On entre dans l’univers de Le cœur a ses raisons comme dans un freak show : tout est exagéré et le rire nous vient facilement. La deuxième saison de cette parodie de soap américain se campe immédiatement dans la continuité de la première saison : les mêmes personnages loufoques, les mêmes péripéties, les mêmes types d’effets comiques… Par ailleurs, même si un spectateur n’a pas écouté la première saison, les nombreux flashbacks empêchent ledit spectateur de se perdre dans ce dédale d’intrigues aussi sinueuses que ridicules.
L’intrigue principale, on la connaît. La famille Montgomery, habitant un manoir à St-Andrews, se dispute le contrôle de la compagnie familiale. Toutefois, les aventures ne sont que secondaires dans ce condensé de blagues visuelles et parodiques. Le jeu des acteurs est si exagéré que l’on ne peut regarder un véritable soap sans avoir en arrière-plan un Marc Labrèche moustachu qui tente de tuer son frère jumeau, une Anne Dorval en infirmière diplômée ou un Patrice Coquereau en serveur désabusé. L’ajout du personnage de Brenda (encore magnifiquement interprétée par Marc Labrèche) augmente le ridicule de voir une mannequin de renommée internationale dans la peau d’un Marc Labrèche volontairement maladroit, peu gracieux et exagérant les poses féminines. Par contre, l’infirmière Drucilla (Lise Dion) n’a pas sa place dans cet amalgame de bons comédiens. Le jeu plutôt désolant de Lise Dion contraste horriblement avec celui de Marc Labrèche.
Le fondement de cette série est donc au niveau de l’interprétation des comédiens, certes, mais aussi dans le texte même.
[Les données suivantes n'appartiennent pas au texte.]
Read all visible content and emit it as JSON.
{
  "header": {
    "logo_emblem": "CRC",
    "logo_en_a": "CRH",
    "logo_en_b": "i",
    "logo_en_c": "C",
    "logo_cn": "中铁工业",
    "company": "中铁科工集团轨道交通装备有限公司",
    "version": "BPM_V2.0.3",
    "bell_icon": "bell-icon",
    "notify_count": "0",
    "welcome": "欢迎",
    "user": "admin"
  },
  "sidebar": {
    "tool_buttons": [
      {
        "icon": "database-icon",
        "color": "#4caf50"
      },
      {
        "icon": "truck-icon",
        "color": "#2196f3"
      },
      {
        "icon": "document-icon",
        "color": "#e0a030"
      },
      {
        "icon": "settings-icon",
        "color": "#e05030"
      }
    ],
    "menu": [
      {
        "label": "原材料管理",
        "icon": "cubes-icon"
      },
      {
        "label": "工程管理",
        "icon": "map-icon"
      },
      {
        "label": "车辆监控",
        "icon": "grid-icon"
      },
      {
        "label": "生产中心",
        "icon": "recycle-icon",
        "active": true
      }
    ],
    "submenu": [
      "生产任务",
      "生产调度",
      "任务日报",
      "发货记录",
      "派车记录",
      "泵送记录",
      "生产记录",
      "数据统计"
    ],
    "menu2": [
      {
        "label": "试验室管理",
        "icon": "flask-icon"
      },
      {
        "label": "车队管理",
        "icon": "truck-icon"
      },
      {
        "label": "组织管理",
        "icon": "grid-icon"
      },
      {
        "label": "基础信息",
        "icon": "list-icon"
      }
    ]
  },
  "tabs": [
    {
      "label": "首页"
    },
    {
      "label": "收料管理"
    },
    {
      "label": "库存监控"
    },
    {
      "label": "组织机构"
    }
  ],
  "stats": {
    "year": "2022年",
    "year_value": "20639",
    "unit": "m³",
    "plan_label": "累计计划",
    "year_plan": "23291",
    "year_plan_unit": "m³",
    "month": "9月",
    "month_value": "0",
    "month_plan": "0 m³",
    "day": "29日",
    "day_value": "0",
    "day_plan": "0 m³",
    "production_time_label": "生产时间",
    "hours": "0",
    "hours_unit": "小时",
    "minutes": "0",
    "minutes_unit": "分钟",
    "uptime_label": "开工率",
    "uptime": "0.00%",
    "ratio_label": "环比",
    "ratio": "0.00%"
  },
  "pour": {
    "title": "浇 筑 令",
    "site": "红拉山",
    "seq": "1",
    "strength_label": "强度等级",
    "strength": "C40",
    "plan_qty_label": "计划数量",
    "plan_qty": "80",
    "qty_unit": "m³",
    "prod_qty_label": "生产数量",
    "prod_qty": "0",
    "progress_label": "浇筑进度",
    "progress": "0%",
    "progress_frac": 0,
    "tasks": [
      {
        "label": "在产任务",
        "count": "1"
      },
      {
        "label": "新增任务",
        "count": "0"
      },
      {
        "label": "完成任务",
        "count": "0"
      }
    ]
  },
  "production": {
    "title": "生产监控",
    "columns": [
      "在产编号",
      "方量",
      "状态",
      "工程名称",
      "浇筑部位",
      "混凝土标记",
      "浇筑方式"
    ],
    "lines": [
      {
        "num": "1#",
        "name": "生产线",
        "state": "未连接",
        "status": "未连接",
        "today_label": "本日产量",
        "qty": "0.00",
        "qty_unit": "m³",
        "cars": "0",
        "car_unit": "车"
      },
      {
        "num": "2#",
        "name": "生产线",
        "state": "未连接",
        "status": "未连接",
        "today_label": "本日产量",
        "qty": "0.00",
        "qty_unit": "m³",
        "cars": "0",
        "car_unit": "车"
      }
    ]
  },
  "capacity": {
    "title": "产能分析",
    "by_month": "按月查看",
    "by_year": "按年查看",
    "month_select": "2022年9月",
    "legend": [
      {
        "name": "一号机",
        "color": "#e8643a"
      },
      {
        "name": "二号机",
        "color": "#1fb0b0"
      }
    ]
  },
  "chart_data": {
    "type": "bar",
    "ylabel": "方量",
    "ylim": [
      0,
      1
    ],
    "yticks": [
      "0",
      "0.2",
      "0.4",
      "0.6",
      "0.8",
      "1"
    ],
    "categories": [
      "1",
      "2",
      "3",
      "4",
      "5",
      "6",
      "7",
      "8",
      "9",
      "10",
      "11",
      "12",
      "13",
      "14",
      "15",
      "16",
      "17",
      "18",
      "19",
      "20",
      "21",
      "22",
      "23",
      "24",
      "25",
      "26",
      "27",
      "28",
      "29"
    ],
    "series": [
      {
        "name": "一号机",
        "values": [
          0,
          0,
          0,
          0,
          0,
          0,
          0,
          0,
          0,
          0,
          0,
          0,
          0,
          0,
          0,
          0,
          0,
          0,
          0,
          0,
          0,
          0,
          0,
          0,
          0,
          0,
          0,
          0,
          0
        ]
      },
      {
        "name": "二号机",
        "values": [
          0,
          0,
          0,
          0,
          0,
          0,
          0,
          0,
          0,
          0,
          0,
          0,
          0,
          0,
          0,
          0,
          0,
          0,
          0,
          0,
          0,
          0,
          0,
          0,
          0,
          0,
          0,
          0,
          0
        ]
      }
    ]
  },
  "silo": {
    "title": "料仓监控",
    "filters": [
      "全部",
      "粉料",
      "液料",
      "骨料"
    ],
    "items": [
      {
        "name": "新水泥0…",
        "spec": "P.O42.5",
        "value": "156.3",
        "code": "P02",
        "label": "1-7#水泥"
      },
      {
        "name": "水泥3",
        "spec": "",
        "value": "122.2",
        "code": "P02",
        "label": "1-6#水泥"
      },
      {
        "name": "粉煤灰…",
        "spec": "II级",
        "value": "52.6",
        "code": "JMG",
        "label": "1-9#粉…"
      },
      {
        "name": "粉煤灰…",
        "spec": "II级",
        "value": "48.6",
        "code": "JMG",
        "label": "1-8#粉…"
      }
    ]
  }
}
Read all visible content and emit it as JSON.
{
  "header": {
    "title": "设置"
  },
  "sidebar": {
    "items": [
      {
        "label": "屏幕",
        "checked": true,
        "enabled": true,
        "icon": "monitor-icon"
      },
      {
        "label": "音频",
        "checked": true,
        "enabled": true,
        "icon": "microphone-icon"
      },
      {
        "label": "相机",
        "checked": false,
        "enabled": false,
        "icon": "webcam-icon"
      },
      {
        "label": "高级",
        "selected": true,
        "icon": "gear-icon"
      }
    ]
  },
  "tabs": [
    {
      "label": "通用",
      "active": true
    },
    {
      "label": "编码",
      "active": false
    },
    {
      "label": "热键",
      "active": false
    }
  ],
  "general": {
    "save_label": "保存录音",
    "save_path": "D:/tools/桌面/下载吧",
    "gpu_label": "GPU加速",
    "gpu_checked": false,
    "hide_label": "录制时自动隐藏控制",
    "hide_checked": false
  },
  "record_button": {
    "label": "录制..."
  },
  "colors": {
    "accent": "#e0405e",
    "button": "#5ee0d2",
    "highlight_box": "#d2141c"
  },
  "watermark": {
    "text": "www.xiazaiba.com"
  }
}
Or, on peut remarquer, non pas une faiblesse, mais une redondance, un recours à la recette humoristique, chose qui passait inaperçue lors de la première saison, notamment par la surprise causée par le genre assez nouveau. Bref, on joue sur la quantité de gags pour souhaiter qu’il y en ait un qui ressort et fait rire aux éclats. Et il y en a, des gags formidables. Mais le nombre de blagues qui tombent à plat reste assez considérable, sans parler des gags qui n’ont jamais levés, telles les multiples fois où Criquette (Anne Dorval) administre une raclée à la servante Madge (Michèle Deslauriers) ou lorsqu’on étire les blagues téléphoniques en divisant l’écran presque à l’infini. Une série télévisée à voir, mais à consommer en quantité afin d’en extraire les meilleurs éléments.